Coachlines - March 2022

30.03.22 Past Master Gerry Bunn CBE

No 10 Squadron Royal Air Force and the Falklands Conflict

The Coachmakers’ various Service affiliations will be represented at the Banquet this year and some of the elements that make up the Commando Helicopter Force and RAF Brize Norton were both actively involved in the conflict in 1982.

However, before RAF Brize Norton became the Coachmakers’ affiliated RAF unit, that honour was held by No 10 Squadron RAF, a unit of Transport Command flying VC 10 passenger and cargo aircraft. The affiliation passed to Brize when 10 Squadron was disbanded in October 2005. It re-formed in 2011 and now operates Airbus Voyager air-to-air refueling tanker aircraft; appropriately it is now affiliated to the Worshipful Company of Fuellers.

In 1982 however, 10 Squadron was very much affiliated to the Coachmakers and its Officer Commanding was none other than Past Master Gp Capt Gerry Bunn CBE. In his own words, the following is a summary of a key role played by 10 Squadron during the Falklands Conflict.

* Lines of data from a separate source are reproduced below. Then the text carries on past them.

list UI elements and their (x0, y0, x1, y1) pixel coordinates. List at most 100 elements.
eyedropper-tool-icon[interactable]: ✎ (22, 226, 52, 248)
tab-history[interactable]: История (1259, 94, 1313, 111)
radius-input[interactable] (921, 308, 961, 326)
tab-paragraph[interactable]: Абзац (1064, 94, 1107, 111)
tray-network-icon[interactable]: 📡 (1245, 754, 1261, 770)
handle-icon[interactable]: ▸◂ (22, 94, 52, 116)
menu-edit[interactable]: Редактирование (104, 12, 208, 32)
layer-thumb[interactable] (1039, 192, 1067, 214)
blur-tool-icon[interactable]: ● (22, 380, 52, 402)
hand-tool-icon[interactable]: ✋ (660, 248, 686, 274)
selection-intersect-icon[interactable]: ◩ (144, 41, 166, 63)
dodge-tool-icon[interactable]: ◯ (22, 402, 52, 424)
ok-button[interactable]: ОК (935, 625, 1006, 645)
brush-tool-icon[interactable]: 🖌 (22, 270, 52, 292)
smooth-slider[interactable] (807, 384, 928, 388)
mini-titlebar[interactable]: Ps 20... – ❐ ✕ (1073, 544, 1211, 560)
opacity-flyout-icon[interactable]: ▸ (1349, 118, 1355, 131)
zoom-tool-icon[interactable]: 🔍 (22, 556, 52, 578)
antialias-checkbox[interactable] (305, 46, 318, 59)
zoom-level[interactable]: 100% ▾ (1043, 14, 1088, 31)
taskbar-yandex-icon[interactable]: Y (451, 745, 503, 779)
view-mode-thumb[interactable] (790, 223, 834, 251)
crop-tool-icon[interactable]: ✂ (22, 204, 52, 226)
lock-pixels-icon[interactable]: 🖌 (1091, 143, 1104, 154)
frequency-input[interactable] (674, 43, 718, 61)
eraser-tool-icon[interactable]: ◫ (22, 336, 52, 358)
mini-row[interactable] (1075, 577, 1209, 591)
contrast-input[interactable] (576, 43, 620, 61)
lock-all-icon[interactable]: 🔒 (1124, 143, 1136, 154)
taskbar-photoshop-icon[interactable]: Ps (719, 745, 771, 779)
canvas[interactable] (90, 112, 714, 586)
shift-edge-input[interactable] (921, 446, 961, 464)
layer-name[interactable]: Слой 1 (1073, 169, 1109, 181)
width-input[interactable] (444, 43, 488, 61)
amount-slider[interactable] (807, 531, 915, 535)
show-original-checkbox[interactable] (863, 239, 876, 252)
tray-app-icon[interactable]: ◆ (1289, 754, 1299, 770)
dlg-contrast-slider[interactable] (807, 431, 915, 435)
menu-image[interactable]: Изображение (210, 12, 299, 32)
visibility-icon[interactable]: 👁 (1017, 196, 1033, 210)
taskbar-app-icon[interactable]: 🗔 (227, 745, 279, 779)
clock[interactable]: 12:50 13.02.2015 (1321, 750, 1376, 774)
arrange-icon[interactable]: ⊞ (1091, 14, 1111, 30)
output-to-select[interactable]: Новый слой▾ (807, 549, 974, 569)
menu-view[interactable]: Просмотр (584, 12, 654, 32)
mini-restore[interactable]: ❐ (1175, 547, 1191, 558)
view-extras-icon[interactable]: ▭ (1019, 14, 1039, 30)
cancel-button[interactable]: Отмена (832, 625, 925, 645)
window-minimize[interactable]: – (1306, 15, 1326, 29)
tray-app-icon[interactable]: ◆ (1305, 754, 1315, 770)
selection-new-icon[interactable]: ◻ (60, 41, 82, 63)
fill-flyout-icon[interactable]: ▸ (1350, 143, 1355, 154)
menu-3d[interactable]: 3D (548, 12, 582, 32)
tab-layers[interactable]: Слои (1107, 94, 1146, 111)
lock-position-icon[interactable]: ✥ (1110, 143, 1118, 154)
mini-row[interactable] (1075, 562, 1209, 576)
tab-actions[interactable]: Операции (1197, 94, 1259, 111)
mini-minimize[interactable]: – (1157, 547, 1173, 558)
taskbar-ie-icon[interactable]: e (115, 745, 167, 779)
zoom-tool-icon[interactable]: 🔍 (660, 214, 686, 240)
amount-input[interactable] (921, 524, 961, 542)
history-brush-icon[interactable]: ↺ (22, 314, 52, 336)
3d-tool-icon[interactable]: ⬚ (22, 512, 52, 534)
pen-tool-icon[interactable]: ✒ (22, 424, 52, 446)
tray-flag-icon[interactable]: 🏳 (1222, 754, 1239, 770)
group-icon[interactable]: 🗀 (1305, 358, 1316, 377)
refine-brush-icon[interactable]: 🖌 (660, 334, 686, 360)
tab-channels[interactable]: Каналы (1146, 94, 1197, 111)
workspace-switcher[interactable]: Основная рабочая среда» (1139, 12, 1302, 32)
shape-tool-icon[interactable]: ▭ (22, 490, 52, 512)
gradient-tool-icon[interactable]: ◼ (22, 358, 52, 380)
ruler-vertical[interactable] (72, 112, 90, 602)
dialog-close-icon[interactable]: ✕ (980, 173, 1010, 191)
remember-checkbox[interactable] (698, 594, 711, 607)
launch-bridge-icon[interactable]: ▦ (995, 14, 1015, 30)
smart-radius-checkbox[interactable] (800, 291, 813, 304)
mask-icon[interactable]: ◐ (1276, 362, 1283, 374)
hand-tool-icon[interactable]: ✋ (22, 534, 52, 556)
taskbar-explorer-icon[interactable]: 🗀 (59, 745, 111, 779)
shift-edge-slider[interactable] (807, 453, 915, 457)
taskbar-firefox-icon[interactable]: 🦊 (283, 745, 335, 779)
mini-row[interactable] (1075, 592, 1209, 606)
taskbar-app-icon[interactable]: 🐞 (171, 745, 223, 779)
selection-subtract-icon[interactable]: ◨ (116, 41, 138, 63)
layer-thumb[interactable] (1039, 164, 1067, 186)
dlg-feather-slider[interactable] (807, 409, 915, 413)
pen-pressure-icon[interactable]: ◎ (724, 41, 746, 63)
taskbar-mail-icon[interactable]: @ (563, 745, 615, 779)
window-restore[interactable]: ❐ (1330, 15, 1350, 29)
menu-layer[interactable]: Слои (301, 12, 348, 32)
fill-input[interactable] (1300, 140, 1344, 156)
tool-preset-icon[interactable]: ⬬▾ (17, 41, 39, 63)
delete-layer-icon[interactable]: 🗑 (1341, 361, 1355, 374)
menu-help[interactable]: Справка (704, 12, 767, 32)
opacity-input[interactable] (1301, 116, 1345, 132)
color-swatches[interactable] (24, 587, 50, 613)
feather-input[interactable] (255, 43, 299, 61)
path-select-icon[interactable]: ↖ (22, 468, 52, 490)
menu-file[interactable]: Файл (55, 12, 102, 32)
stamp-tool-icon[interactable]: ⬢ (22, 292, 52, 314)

No 10 Squadron Royal Air Force and the Falklands Conflict

It was in early 1982 that my colleague Wg Cdr Marcus Wills (now Past Master Gp Capt Marcus Wills CVO OBE) told me that I would be taking over from him as Commanding Officer of 10 Squadron and its 13 VC10 aircraft plus elements of the air and ground crew corps who would be involved in operating and servicing them. For me it was the challenge of a lifetime; an inspirational task especially as war with the Argentinians was on the horizon over the Falkland Islands. The VC 10 aircraft were to be based at RAF Brize Norton and operated as troop and freight carrying aircraft on a global basis. The aircraft type had already established itself as a vehicle which could carry troops and equipment over vast distances, and land and take off from runways which had previously been deemed as unsuitably short such as Kathmandu and Hong Kong. The VC 10’s versatility was readily acknowledged and the smart new aircraft were used very regularly by Her Majesty the Queen, the Royal Family, Foreign Secretaries and by many other politicians and groups who had international business around the world.

10 Squadron VC 10s were adapted to become even more capable when the fleet was fitted with both an in-flight refueling capability to extend an individual aircraft’s range but also the ability to operate as airborne tanker for refueling fighter aircraft fleets on route to and from combat zones.

Perhaps one of the most crucial tasks of the Squadron VC10s after the Falkland Islands were attacked was the recovery of ground forces and severely injured individuals following Argentinian attacks against ships and aircraft. The runway on the Falklands was not available during the conflict itself, so the VC10s had to be operated from distant airfields away from the combat zone, mainly on Ascension Island.

Casualties such as Simon Weston, who received 46% burns over his body and was in a critical medical condition when he was brought from the Falklands by ship to Ascension Island, where he was transferred to the newly equipped hospital VC10 aircraft to be flown home to the UK. This aircraft was equipped with medical staff and an operating theatre area. However, the transfer from the Falkland Islands to Ascension Island involved a ship transfer which culminated in a helicopter flight for the casualties from the ship to the single runway airfield. It was not ideal but we were managing operating facilities as well as could be achieved under these chaotic conditions. Later I found the doctor who was travelling with us under the wing of the VC10 smoking his pipe. I said I thought he should be in the aircraft helping the young nurses tend to their badly injured patients. He said he agreed and he was concerned that the aircraft smelt very badly of burnt flesh so perhaps a puff of pipe tobacco might help! He did a great job overall and having him aboard allowed the crew to relax a little.

I spent time talking to our passengers once we were safely airborne but we knew the flight was going to be lengthy. I invited as many as possible to visit the flight deck to see the view over a brilliant sunlit sea and to listen to us chattering to other aircraft travelling south to Ascension Island.

As we approached the UK we spoke with air traffic control to confirm that the weather was good enough for us to carry out the planned formation flypast over Cornwall and along the south coast for our arrival at Brize Norton. The weather was fine with sunshine and we descended slowly in formation flying across military establishments along the coast in an arc toward RAF Brize Norton where we landed in line astern. It was a delight to see so many senior military officers, members of the Royal Family, the Prime Minister and politicians gathered to witness the safe return of our brave and battered passengers to British soil.

I had personally invited an artist I knew well to come with us on the flight. I did not want photos to be taken but I did want her to draw a picture of our VC10 and its cargo being loaded because I wanted Brize Norton to have a visual record so that people could understand what the aircraft had achieved.

The VC10s of 10 Squadron continued to fly personnel and stores to and from Ascension Island throughout the conflict and well beyond. Indeed, one of them flew the Clerk and his colleagues in the Advanced Leave Party of HMS PLYMOUTH back to the UK in mid-July 1982 – but that’s another story.